Home care. Home care should include an enzyme cleanser for natural exfoliation, a moisturizing and antioxidant-rich sunscreen for protection in the morning, and an antioxidant-rich moisturizer for overnight. The home care treatment product for the eyes should contain antioxidants and be moisturizing in the evening. A gentle scrub one time per week will keep the keratin normalized and allow for the penetration of ingredients.
Start this client on mineral makeup now and provide education about the damage the sun can do to the skin throughout time.
A hint of fine lines around eyes, only in movement areas; firm skin with good elasticity. This client’s skin is still in great shape, but it is not as bright and supple as Grade 0 skin.
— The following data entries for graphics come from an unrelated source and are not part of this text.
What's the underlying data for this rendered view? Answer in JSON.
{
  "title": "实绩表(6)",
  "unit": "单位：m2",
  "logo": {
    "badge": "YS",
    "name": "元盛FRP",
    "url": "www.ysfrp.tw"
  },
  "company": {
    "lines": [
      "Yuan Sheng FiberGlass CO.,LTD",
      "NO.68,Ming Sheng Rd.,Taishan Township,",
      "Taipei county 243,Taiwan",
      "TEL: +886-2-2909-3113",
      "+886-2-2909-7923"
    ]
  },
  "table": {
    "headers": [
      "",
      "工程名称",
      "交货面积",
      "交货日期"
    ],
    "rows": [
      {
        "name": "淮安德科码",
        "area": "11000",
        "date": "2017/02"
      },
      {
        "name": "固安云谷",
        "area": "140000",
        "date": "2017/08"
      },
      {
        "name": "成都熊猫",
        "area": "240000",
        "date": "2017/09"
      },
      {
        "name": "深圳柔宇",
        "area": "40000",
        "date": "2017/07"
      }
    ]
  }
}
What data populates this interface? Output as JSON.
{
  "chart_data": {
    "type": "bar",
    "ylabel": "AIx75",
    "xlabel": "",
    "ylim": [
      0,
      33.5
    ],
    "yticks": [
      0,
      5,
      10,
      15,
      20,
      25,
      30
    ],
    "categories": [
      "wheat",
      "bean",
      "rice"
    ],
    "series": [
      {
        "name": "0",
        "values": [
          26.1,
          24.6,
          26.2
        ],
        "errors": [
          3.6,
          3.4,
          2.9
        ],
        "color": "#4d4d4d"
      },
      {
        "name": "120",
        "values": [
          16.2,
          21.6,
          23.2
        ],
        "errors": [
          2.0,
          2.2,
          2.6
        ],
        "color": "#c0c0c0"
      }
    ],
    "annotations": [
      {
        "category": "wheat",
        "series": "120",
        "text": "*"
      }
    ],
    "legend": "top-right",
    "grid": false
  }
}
The treatment principle is still prevention, but it is very important to keep the skin in its current condition. Only light exfoliation is needed, not aggressive treatments.
Professional care. Professional care for these clients includes facials full of antioxidants and hyaluronic acid, a master moisturizing ingredient. Vitamin C treatments should be used, as well as hydrating masks to maintain balance and optimal skin health. A low percentage acid resurfacer every three to four months (20–30% lactic acid at a 3.0 pH), or a light microdermabrasion to encourage glow and good cell turnover can also be performed, as long as there is no irritation or adverse effects. Higher acid resurfacing treatments are unnecessary at this grade and should be saved for when the client truly needs a stronger professional treatment program.